Wed Jul 18 17:01:29 UTC 2007

Mike,

There are two things to investigate.  The first is running with '- 
notimer' to see if it's the millisecond clock interrupts that are  
keeping you at a few %.

The second may be much more complicated than the following suggests  
but here are some vague clues for you as I understand them.

> IIRC Squeak still does some polling (event tickler?).

While it's 'polling' the support code is happy to go to sleep (in  
select()) for as long as the image tells it to (or until something  
happens on a file descriptor: network, display, etc.).  The CPU  
should be pinned at 0.0% when idle (with no loss of UI or network  
reactivity) but not, I suspect, with the image/Interpreter behaving  
the way it does.

> This has also caused quite some pain for people running Squeak on a  
> server:
> Squeak will always stay in the working set using a few percent CPU  
> (=power!) constantly, even if it effectively has been idle for a  
> long time.

This started many years ago when something surreptitiously changed in  
the image and/or Interpreter to cause relinquishProcessor to be  
called with very small arguments (around the millisecond mark).  This  
is undoubtedly essential for good performance on some platform,  
somewhere, but on Unix it is a disaster; there is no portable way to  
sleep for such little time while also responding to changes on  
descriptors in a timely (read: immediate) fashion.  Depending on the  
make and model of your kernel, a sub-timeslice timeout in select() is  
either rounded up (maybe implicitly by the process scheduler) to an  
unpredictable (but almost always large) fraction a timeslice, or it  
is quantized down to zero.  The first causes the famous Delay  
inaccuracies, the second causes the famous 100% CPU usage.  That's  
the reason for the byzantine checks and adjustments of the timeout  
argument that someone commented on a few weeks ago.
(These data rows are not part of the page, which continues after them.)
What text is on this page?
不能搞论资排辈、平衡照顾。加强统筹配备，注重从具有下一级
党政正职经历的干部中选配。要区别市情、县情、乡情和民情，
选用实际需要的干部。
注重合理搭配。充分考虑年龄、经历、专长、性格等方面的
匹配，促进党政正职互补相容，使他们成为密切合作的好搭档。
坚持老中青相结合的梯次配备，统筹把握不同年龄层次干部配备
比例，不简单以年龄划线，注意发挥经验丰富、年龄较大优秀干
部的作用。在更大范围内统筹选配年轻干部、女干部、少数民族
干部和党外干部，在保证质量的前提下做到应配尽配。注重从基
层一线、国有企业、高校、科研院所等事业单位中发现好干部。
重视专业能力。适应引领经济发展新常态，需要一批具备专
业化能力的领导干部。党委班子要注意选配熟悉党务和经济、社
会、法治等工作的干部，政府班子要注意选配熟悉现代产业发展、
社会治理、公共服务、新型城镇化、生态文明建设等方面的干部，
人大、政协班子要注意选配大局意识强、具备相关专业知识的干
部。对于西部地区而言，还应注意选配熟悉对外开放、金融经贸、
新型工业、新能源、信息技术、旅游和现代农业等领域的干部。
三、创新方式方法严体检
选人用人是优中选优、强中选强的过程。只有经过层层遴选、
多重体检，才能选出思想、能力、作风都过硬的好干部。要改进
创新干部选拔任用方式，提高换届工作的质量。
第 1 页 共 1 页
> What would it take to change the VM and Squeak to make it truly  
> event driven?

First try the notimer thing.  If that doesn't work, try multiplying  
the argument to ioRelinquishProcessor by 100.  If that doesn't work,  
we have to resort to science and engineering: profile the VM and find  
out empirically where it spends its time while sitting idle at 2% for  
an hour or two.

HTH,
Ian